Like CT, an IV dye is used to improve detail. This dye, gadolinium, does not contain iodine and may be a better choice for iodine allergic patients. Since there is a small risk of kidney injury related to this dye, patients are often asked to undergo a blood test in advance to check kidney function. Patients with metal implants; pacemakers, defibrillators or other metal devices, may not be eligible for this test due to the large magnet used in the MRI machine.
During the MRI with MRCP test, patients lie on a table and are moved inside a fairly narrow tube. This tube sometimes makes claustrophobic patients uncomfortable. In this case, mild sedation can be used or the test can be scheduled on one of the open MRI machines. In an open MRI machine, the tube part of the machine has been cut horizontally so that the patient is not fully enclosed in the machine. Due to the lack of radiation exposure, MRI with MRCP is an excellent option for patients requiring multiple studies over a period of years, such as when following the course of pancreatic cysts.
ENDOSCOPIC ULTRASOUND (EUS)
Endoscopic ultrasound (EUS) is an extremely valuable procedure for the diagnosis of pancreatic cysts or solid tumors. In addition, there is a growing role for use of this test as a screening tool in patients at high risk for pancreatic cancer. A specially trained gastroenterologist performs this test. The patient first receives intravenous sedation to become sleepy and comfortable, and then a flexible tube or endoscope is passed through the mouth. The instrument has an ultrasound probe on its tip that uses harmless sound waves to view the pancreas through the wall of the stomach.
A major advantage of EUS is the ability to collect sample cells or fluid from a pancreatic mass or cyst. These cells are then viewed under the microscope (biopsy) or tested for chemical markers. This information can be an important guide in the decision-making process.
While the test is more invasive than CT or MRI, the additional information gained by needle sampling is valuable in many cases.
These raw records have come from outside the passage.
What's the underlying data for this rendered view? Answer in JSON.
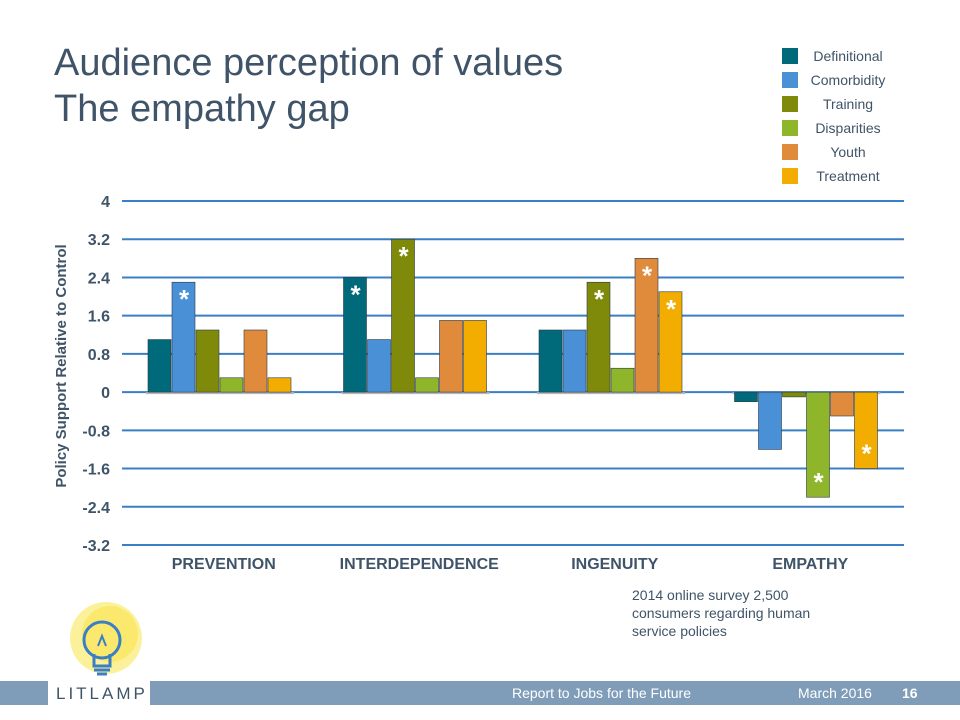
{
  "slide": {
    "title_line1": "Audience perception of values",
    "title_line2": "The empathy gap",
    "note": "2014 online survey 2,500 consumers regarding human service policies",
    "logo_text": "LITLAMP",
    "footer_report": "Report to Jobs for the Future",
    "footer_date": "March  2016",
    "footer_page": "16"
  },
  "legend": [
    {
      "label": "Definitional",
      "color": "#006a7a"
    },
    {
      "label": "Comorbidity",
      "color": "#4a90d6"
    },
    {
      "label": "Training",
      "color": "#7f8a0a"
    },
    {
      "label": "Disparities",
      "color": "#8fb52a"
    },
    {
      "label": "Youth",
      "color": "#e08a3c"
    },
    {
      "label": "Treatment",
      "color": "#f2ad00"
    }
  ],
  "chart_data": {
    "type": "bar",
    "title": "",
    "xlabel": "",
    "ylabel": "Policy Support Relative to Control",
    "ylim": [
      -3.2,
      4
    ],
    "yticks": [
      4,
      3.2,
      2.4,
      1.6,
      0.8,
      0,
      -0.8,
      -1.6,
      -2.4,
      -3.2
    ],
    "ytick_labels": [
      "4",
      "3.2",
      "2.4",
      "1.6",
      "0.8",
      "0",
      "-0.8",
      "-1.6",
      "-2.4",
      "-3.2"
    ],
    "grid": true,
    "legend_position": "top-right",
    "categories": [
      "PREVENTION",
      "INTERDEPENDENCE",
      "INGENUITY",
      "EMPATHY"
    ],
    "series": [
      {
        "name": "Definitional",
        "values": [
          1.1,
          2.4,
          1.3,
          -0.2
        ],
        "significant": [
          false,
          true,
          false,
          false
        ]
      },
      {
        "name": "Comorbidity",
        "values": [
          2.3,
          1.1,
          1.3,
          -1.2
        ],
        "significant": [
          true,
          false,
          false,
          false
        ]
      },
      {
        "name": "Training",
        "values": [
          1.3,
          3.2,
          2.3,
          -0.1
        ],
        "significant": [
          false,
          true,
          true,
          false
        ]
      },
      {
        "name": "Disparities",
        "values": [
          0.3,
          0.3,
          0.5,
          -2.2
        ],
        "significant": [
          false,
          false,
          false,
          true
        ]
      },
      {
        "name": "Youth",
        "values": [
          1.3,
          1.5,
          2.8,
          -0.5
        ],
        "significant": [
          false,
          false,
          true,
          false
        ]
      },
      {
        "name": "Treatment",
        "values": [
          0.3,
          1.5,
          2.1,
          -1.6
        ],
        "significant": [
          false,
          false,
          true,
          true
        ]
      }
    ],
    "colors": [
      "#006a7a",
      "#4a90d6",
      "#7f8a0a",
      "#8fb52a",
      "#e08a3c",
      "#f2ad00"
    ],
    "significance_marker": "*"
  }
}
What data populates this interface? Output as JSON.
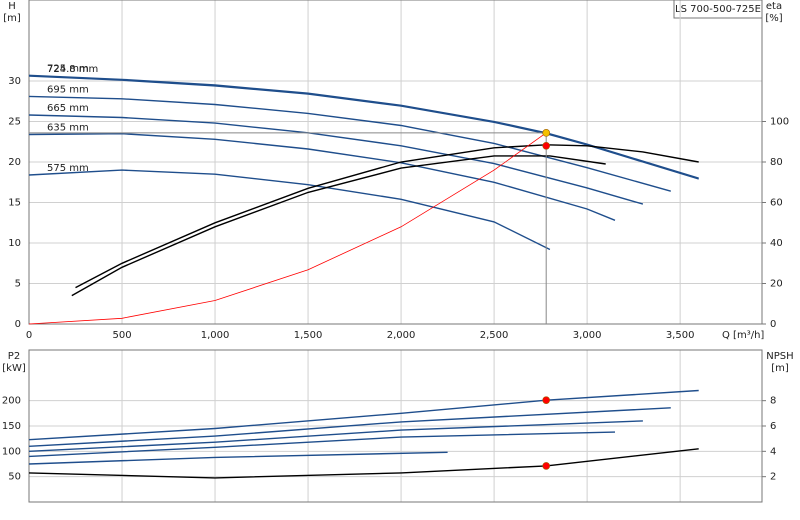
{
  "chart_data": [
    {
      "type": "line",
      "title": "LS 700-500-725E",
      "y_title": "H",
      "y_unit": "[m]",
      "y2_title": "eta",
      "y2_unit": "[%]",
      "x_title": "Q [m³/h]",
      "xlim": [
        0,
        3940
      ],
      "xticks": [
        0,
        500,
        {
          "value": 1000,
          "label": "1,000"
        },
        {
          "value": 1500,
          "label": "1,500"
        },
        {
          "value": 2000,
          "label": "2,000"
        },
        {
          "value": 2500,
          "label": "2,500"
        },
        {
          "value": 3000,
          "label": "3,000"
        },
        {
          "value": 3500,
          "label": "3,500"
        }
      ],
      "ylim": [
        0,
        40
      ],
      "yticks": [
        0,
        5,
        10,
        15,
        20,
        25,
        30
      ],
      "y2lim": [
        0,
        160
      ],
      "y2ticks": [
        0,
        20,
        40,
        60,
        80,
        100
      ],
      "grid": true,
      "series": [
        {
          "name": "725 mm",
          "color": "#1f4e8c",
          "x": [
            0,
            500,
            1000,
            1500,
            2000,
            2500,
            2780,
            3000,
            3300,
            3600
          ],
          "values": [
            30.7,
            30.2,
            29.5,
            28.5,
            27,
            25,
            23.6,
            22.2,
            20.1,
            18
          ]
        },
        {
          "name": "724.8 mm",
          "color": "#1f4e8c",
          "x": [
            0,
            500,
            1000,
            1500,
            2000,
            2500,
            2780,
            3000,
            3300,
            3600
          ],
          "values": [
            30.6,
            30.1,
            29.4,
            28.4,
            26.9,
            24.9,
            23.5,
            22.1,
            20,
            17.9
          ]
        },
        {
          "name": "695 mm",
          "color": "#1f4e8c",
          "x": [
            0,
            500,
            1000,
            1500,
            2000,
            2500,
            3000,
            3450
          ],
          "values": [
            28.1,
            27.8,
            27.1,
            26,
            24.5,
            22.3,
            19.3,
            16.4
          ]
        },
        {
          "name": "665 mm",
          "color": "#1f4e8c",
          "x": [
            0,
            500,
            1000,
            1500,
            2000,
            2500,
            3000,
            3300
          ],
          "values": [
            25.8,
            25.5,
            24.8,
            23.6,
            22,
            19.8,
            16.8,
            14.8
          ]
        },
        {
          "name": "635 mm",
          "color": "#1f4e8c",
          "x": [
            0,
            500,
            1000,
            1500,
            2000,
            2500,
            3000,
            3150
          ],
          "values": [
            23.4,
            23.5,
            22.8,
            21.6,
            19.9,
            17.5,
            14.2,
            12.8
          ]
        },
        {
          "name": "575 mm",
          "color": "#1f4e8c",
          "x": [
            0,
            500,
            1000,
            1500,
            2000,
            2500,
            2800
          ],
          "values": [
            18.4,
            19,
            18.5,
            17.2,
            15.4,
            12.6,
            9.2
          ]
        },
        {
          "color": "#000000",
          "axis": "y2",
          "x": [
            250,
            500,
            1000,
            1500,
            2000,
            2500,
            2780,
            3000,
            3300,
            3600
          ],
          "values": [
            18,
            30,
            50,
            67,
            80,
            87,
            88.5,
            88,
            85,
            80
          ]
        },
        {
          "color": "#000000",
          "axis": "y2",
          "x": [
            230,
            500,
            1000,
            1500,
            2000,
            2500,
            2800,
            3100
          ],
          "values": [
            14,
            28,
            48,
            65,
            77,
            83,
            83,
            79
          ]
        },
        {
          "color": "#ff0000",
          "x": [
            0,
            500,
            1000,
            1500,
            2000,
            2500,
            2780
          ],
          "values": [
            0,
            0.7,
            2.9,
            6.7,
            12,
            19,
            23.6
          ]
        },
        {
          "color": "#f5c000",
          "marker": true,
          "guides": true,
          "x": [
            2780
          ],
          "values": [
            23.6
          ]
        },
        {
          "color": "#ff0000",
          "marker": true,
          "axis": "y2",
          "x": [
            2780
          ],
          "values": [
            88
          ]
        }
      ]
    },
    {
      "type": "line",
      "y_title": "P2",
      "y_unit": "[kW]",
      "y2_title": "NPSH",
      "y2_unit": "[m]",
      "xlim": [
        0,
        3940
      ],
      "ylim": [
        0,
        300
      ],
      "yticks": [
        50,
        100,
        150,
        200
      ],
      "y2lim": [
        0,
        12
      ],
      "y2ticks": [
        2,
        4,
        6,
        8
      ],
      "grid": true,
      "series": [
        {
          "color": "#1f4e8c",
          "x": [
            0,
            1000,
            2000,
            2780,
            3600
          ],
          "values": [
            123,
            145,
            175,
            201,
            220
          ]
        },
        {
          "color": "#1f4e8c",
          "x": [
            0,
            1000,
            2000,
            3450
          ],
          "values": [
            110,
            130,
            158,
            186
          ]
        },
        {
          "color": "#1f4e8c",
          "x": [
            0,
            1000,
            2000,
            3300
          ],
          "values": [
            100,
            118,
            142,
            160
          ]
        },
        {
          "color": "#1f4e8c",
          "x": [
            0,
            1000,
            2000,
            3150
          ],
          "values": [
            90,
            108,
            128,
            138
          ]
        },
        {
          "color": "#1f4e8c",
          "x": [
            0,
            1000,
            2250
          ],
          "values": [
            75,
            88,
            98
          ]
        },
        {
          "color": "#000000",
          "axis": "y2",
          "x": [
            0,
            1000,
            2000,
            2780,
            3600
          ],
          "values": [
            2.3,
            1.9,
            2.3,
            2.85,
            4.2
          ]
        },
        {
          "color": "#ff0000",
          "marker": true,
          "x": [
            2780
          ],
          "values": [
            201
          ]
        },
        {
          "color": "#ff0000",
          "marker": true,
          "axis": "y2",
          "x": [
            2780
          ],
          "values": [
            2.85
          ]
        }
      ]
    }
  ]
}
There is a small risk of bleeding or inflammation of the pancreas (pancreatitis) when the needle aspiration is performed, however the benefit generally outweighs that risk.
ERCP (endoscopic retrograde cholangiopancreatography) is another valuable endoscopic procedure that involves the use of IV sedation and the direct injection of dye into the bile duct or main pancreatic duct. An advantage of ERCP is that these ducts can be directly examined and cells can be sampled and viewed under a microscope (biopsy), if needed. The ERCP procedure allows excellent imaging of the ducts and also gives doctors the opportunity to remove stones or place stents (tubes) to deal with blockages that may be present.
Spyglass is a newer technology that allows a tiny scope or camera to be passed deeply into the duct for more detailed examination or biopsy when needed.